As mentioned earlier, I decided to replace the STM32F103C BluePill microcontroller in the PipeWind pressure monitor/logger with a more problem-free and widely supported Teensy 3.2. This replacement exposed some problems with our chosen graphics TFT display, as it turned out be both extremely slow and unreliable. So, I replaced the display with a much faster and better ILI9341-based display.

Unfortunately, the breakout PCB of this display is larger than the old one, so I had to drop the nice, compact enclosure and use a much bulkier and uglier junction box. Damn.

Anyway, the pressure sensor worked right away, and even though I haven’t programmed the actual logger/analyzer function yet, the box shows the organ air pressure in mmH2O above ambient pressure. The rest is just basic programming.

August 18, 2019: PipeWind pressure monitor

Inside the pressure monitor

I have had an endless number of problems getting the STM32F103C “Blue Pill” microcontroller to work properly in the PipeWind pressure monitor. First I had problems getting the microcontrollers to work in the first place, which required actual hardware modifications to the microcontroller boards. Then there was figuring out how to install a working bootloader on the devices. Then getting the SoftWire libraries to work properly with our dual Bosch BMP280 pressure sensors. But finally it did begin to work.

That is, until some software update suddenly made it impossible to upload firmware to them. Whether it was changes in the Arduino IDE, the dfu-util or something else I do not know. And frankly, I no longer care.

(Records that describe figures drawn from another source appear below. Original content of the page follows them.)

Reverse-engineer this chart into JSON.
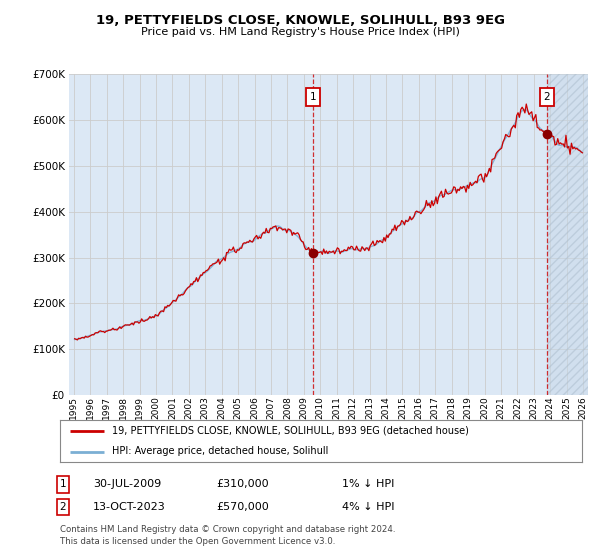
{
  "title": "19, PETTYFIELDS CLOSE, KNOWLE, SOLIHULL, B93 9EG",
  "subtitle": "Price paid vs. HM Land Registry's House Price Index (HPI)",
  "legend_line1": "19, PETTYFIELDS CLOSE, KNOWLE, SOLIHULL, B93 9EG (detached house)",
  "legend_line2": "HPI: Average price, detached house, Solihull",
  "annotation1_date": "30-JUL-2009",
  "annotation1_price": "£310,000",
  "annotation1_hpi": "1% ↓ HPI",
  "annotation2_date": "13-OCT-2023",
  "annotation2_price": "£570,000",
  "annotation2_hpi": "4% ↓ HPI",
  "footnote1": "Contains HM Land Registry data © Crown copyright and database right 2024.",
  "footnote2": "This data is licensed under the Open Government Licence v3.0.",
  "hpi_color": "#7bafd4",
  "price_color": "#cc0000",
  "highlight_color": "#dce8f5",
  "background_color": "#dce8f5",
  "ylim": [
    0,
    700000
  ],
  "yticks": [
    0,
    100000,
    200000,
    300000,
    400000,
    500000,
    600000,
    700000
  ],
  "xlim_start": 1994.7,
  "xlim_end": 2026.3,
  "sale1_year_float": 2009.54,
  "sale1_price": 310000,
  "sale2_year_float": 2023.79,
  "sale2_price": 570000
}
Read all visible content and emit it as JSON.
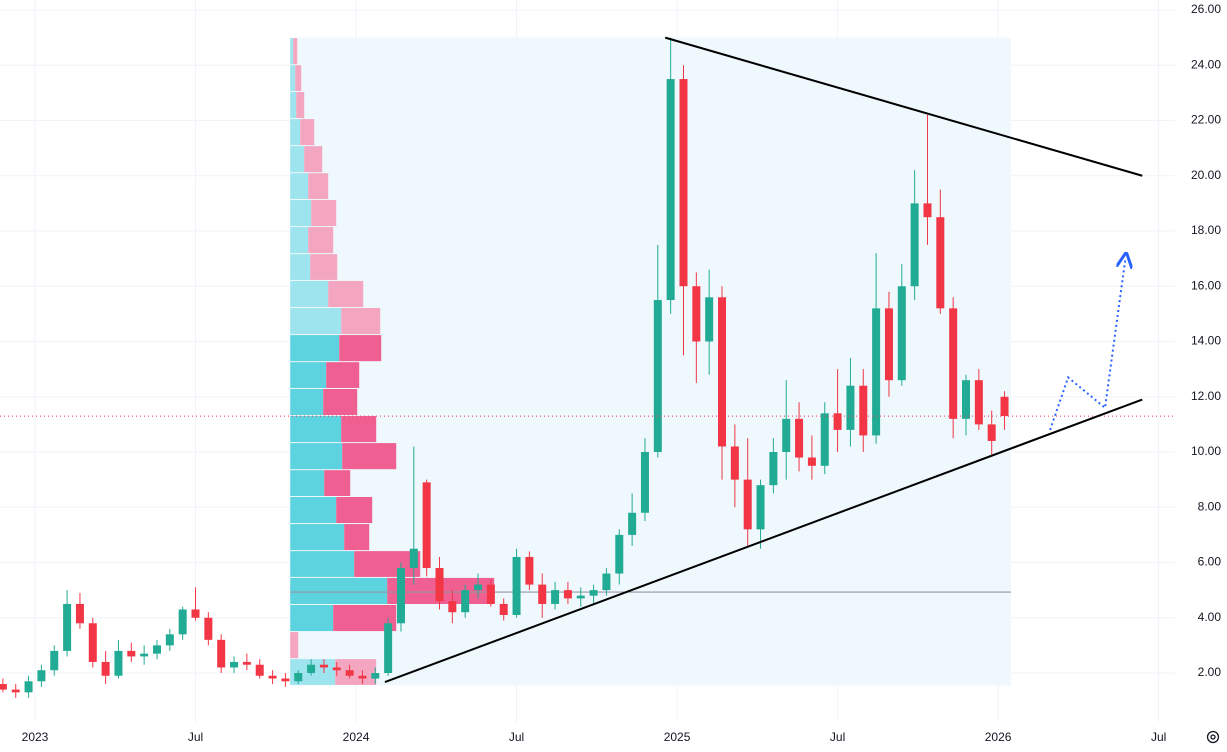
{
  "chart_data": {
    "type": "candlestick",
    "x": [
      2022.9,
      2022.94,
      2022.98,
      2023.02,
      2023.06,
      2023.1,
      2023.14,
      2023.18,
      2023.22,
      2023.26,
      2023.3,
      2023.34,
      2023.38,
      2023.42,
      2023.46,
      2023.5,
      2023.54,
      2023.58,
      2023.62,
      2023.66,
      2023.7,
      2023.74,
      2023.78,
      2023.82,
      2023.86,
      2023.9,
      2023.94,
      2023.98,
      2024.02,
      2024.06,
      2024.1,
      2024.14,
      2024.18,
      2024.22,
      2024.26,
      2024.3,
      2024.34,
      2024.38,
      2024.42,
      2024.46,
      2024.5,
      2024.54,
      2024.58,
      2024.62,
      2024.66,
      2024.7,
      2024.74,
      2024.78,
      2024.82,
      2024.86,
      2024.9,
      2024.94,
      2024.98,
      2025.02,
      2025.06,
      2025.1,
      2025.14,
      2025.18,
      2025.22,
      2025.26,
      2025.3,
      2025.34,
      2025.38,
      2025.42,
      2025.46,
      2025.5,
      2025.54,
      2025.58,
      2025.62,
      2025.66,
      2025.7,
      2025.74,
      2025.78,
      2025.82,
      2025.86,
      2025.9,
      2025.94,
      2025.98,
      2026.02
    ],
    "open": [
      1.6,
      1.4,
      1.3,
      1.7,
      2.1,
      2.8,
      4.5,
      3.8,
      2.4,
      1.9,
      2.8,
      2.6,
      2.7,
      3.0,
      3.4,
      4.3,
      4.0,
      3.2,
      2.2,
      2.4,
      2.3,
      1.9,
      1.8,
      1.7,
      2.0,
      2.3,
      2.2,
      2.1,
      1.9,
      1.8,
      2.0,
      3.8,
      5.8,
      8.9,
      5.8,
      4.6,
      4.2,
      5.0,
      5.2,
      4.5,
      4.1,
      6.2,
      5.2,
      4.5,
      5.0,
      4.7,
      4.8,
      5.0,
      5.6,
      7.0,
      7.8,
      10.0,
      15.5,
      23.5,
      16.0,
      14.0,
      15.6,
      10.2,
      9.0,
      7.2,
      8.8,
      10.0,
      11.2,
      9.8,
      9.5,
      11.4,
      10.8,
      12.4,
      10.6,
      15.2,
      12.6,
      16.0,
      19.0,
      18.5,
      15.2,
      11.2,
      12.6,
      11.0,
      12.0
    ],
    "high": [
      1.8,
      1.6,
      1.9,
      2.3,
      3.0,
      5.0,
      4.9,
      4.0,
      2.8,
      3.2,
      3.1,
      3.0,
      3.2,
      3.6,
      4.4,
      5.1,
      4.2,
      3.4,
      2.6,
      2.7,
      2.5,
      2.1,
      2.0,
      2.1,
      2.5,
      2.5,
      2.4,
      2.3,
      2.1,
      2.2,
      4.0,
      6.0,
      10.2,
      9.0,
      6.2,
      5.0,
      5.2,
      5.6,
      5.4,
      4.7,
      6.5,
      6.4,
      5.6,
      5.3,
      5.3,
      5.1,
      5.2,
      5.8,
      7.2,
      8.5,
      10.5,
      17.5,
      25.0,
      24.0,
      16.5,
      16.6,
      16.0,
      11.0,
      10.5,
      9.0,
      10.5,
      12.6,
      11.8,
      10.6,
      11.8,
      13.0,
      13.4,
      13.0,
      17.2,
      15.8,
      16.8,
      20.2,
      22.2,
      19.5,
      15.6,
      12.8,
      13.0,
      11.5,
      12.2
    ],
    "low": [
      1.3,
      1.1,
      1.1,
      1.5,
      1.9,
      2.6,
      3.6,
      2.2,
      1.6,
      1.8,
      2.4,
      2.3,
      2.5,
      2.8,
      3.2,
      3.9,
      3.0,
      2.0,
      2.0,
      2.1,
      1.8,
      1.6,
      1.5,
      1.6,
      1.9,
      2.0,
      1.9,
      1.8,
      1.6,
      1.6,
      1.9,
      3.5,
      5.2,
      5.5,
      4.3,
      3.8,
      4.0,
      4.7,
      4.4,
      3.9,
      4.0,
      5.0,
      4.0,
      4.3,
      4.5,
      4.4,
      4.5,
      4.8,
      5.2,
      6.6,
      7.5,
      9.8,
      15.0,
      13.5,
      12.5,
      12.8,
      9.0,
      8.0,
      6.6,
      6.5,
      8.5,
      9.0,
      9.3,
      9.0,
      9.2,
      10.0,
      10.2,
      10.0,
      10.3,
      12.0,
      12.4,
      15.5,
      17.5,
      15.0,
      10.5,
      10.6,
      10.8,
      9.9,
      10.8
    ],
    "close": [
      1.4,
      1.3,
      1.7,
      2.1,
      2.8,
      4.5,
      3.8,
      2.4,
      1.9,
      2.8,
      2.6,
      2.7,
      3.0,
      3.4,
      4.3,
      4.0,
      3.2,
      2.2,
      2.4,
      2.3,
      1.9,
      1.8,
      1.7,
      2.0,
      2.3,
      2.2,
      2.1,
      1.9,
      1.8,
      2.0,
      3.8,
      5.8,
      6.5,
      5.8,
      4.6,
      4.2,
      5.0,
      5.2,
      4.5,
      4.1,
      6.2,
      5.2,
      4.5,
      5.0,
      4.7,
      4.8,
      5.0,
      5.6,
      7.0,
      7.8,
      10.0,
      15.5,
      23.5,
      16.0,
      14.0,
      15.6,
      10.2,
      9.0,
      7.2,
      8.8,
      10.0,
      11.2,
      9.8,
      9.5,
      11.4,
      10.8,
      12.4,
      10.6,
      15.2,
      12.6,
      16.0,
      19.0,
      18.5,
      15.2,
      11.2,
      12.6,
      11.0,
      10.4,
      11.3
    ],
    "up_color": "#22ab94",
    "down_color": "#f23645",
    "xlim": [
      2022.891,
      2026.551
    ],
    "xticks": [
      2023,
      {
        "value": 2023.5,
        "label": "Jul"
      },
      2024,
      {
        "value": 2024.5,
        "label": "Jul"
      },
      2025,
      {
        "value": 2025.5,
        "label": "Jul"
      },
      2026,
      {
        "value": 2026.5,
        "label": "Jul"
      }
    ],
    "ylim": [
      0.9,
      26
    ],
    "yticks": [
      {
        "value": 26,
        "label": "26.00"
      },
      {
        "value": 24,
        "label": "24.00"
      },
      {
        "value": 22,
        "label": "22.00"
      },
      {
        "value": 20,
        "label": "20.00"
      },
      {
        "value": 18,
        "label": "18.00"
      },
      {
        "value": 16,
        "label": "16.00"
      },
      {
        "value": 14,
        "label": "14.00"
      },
      {
        "value": 12,
        "label": "12.00"
      },
      {
        "value": 10,
        "label": "10.00"
      },
      {
        "value": 8,
        "label": "8.00"
      },
      {
        "value": 6,
        "label": "6.00"
      },
      {
        "value": 4,
        "label": "4.00"
      },
      {
        "value": 2,
        "label": "2.00"
      }
    ],
    "grid": true,
    "profile": {
      "start": 2023.795,
      "end": 2026.04,
      "bins": [
        25.0,
        24.02,
        23.05,
        22.07,
        21.09,
        20.11,
        19.14,
        18.16,
        17.18,
        16.21,
        15.23,
        14.25,
        13.27,
        12.3,
        11.32,
        10.34,
        9.36,
        8.39,
        7.41,
        6.43,
        5.46,
        4.48,
        3.5,
        2.52,
        1.55
      ],
      "up_volume": [
        3,
        5,
        6,
        10,
        14,
        18,
        21,
        18,
        20,
        38,
        51,
        49,
        36,
        33,
        51,
        52,
        34,
        46,
        54,
        64,
        97,
        43,
        0,
        45
      ],
      "down_volume": [
        4,
        6,
        8,
        14,
        18,
        20,
        25,
        25,
        27,
        35,
        39,
        42,
        33,
        34,
        35,
        54,
        26,
        36,
        25,
        66,
        107,
        63,
        8,
        41
      ],
      "value_area": [
        3.5,
        14.25
      ],
      "poc": 4.93,
      "up_color": "#5dd3e0",
      "down_color": "#ef5f91",
      "up_light": "#9ee4ee",
      "down_light": "#f4a6c1",
      "fill": "#eef8fd"
    },
    "trendlines": [
      {
        "x": [
          2024.963,
          2026.449
        ],
        "y": [
          25.0,
          20.0
        ]
      },
      {
        "x": [
          2024.09,
          2026.449
        ],
        "y": [
          1.67,
          11.9
        ]
      }
    ],
    "projection": {
      "x": [
        2026.162,
        2026.218,
        2026.333,
        2026.396
      ],
      "y": [
        10.8,
        12.7,
        11.6,
        16.95
      ],
      "color": "#2962ff"
    },
    "last_price": 11.3
  }
}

I was excited about these very powerful yet dirt cheap microcontrollers, but now I have wasted so much time getting them to work, that I never want to see them again.

Pressure monitor front

The plan now is to replace the Blue Pill with an equally powerful but much more expensive Teensy 3.2. They always work like a charm, and there is no need for hardware hacking, cumbersome bootloader programmers or annoying software/bitbanging I2C libraries.

Maybe I should even try one of the new Teensy 4.0 microcontrollers. They run at 600 MHz with the same price tag as the 3.2. That’s just insane.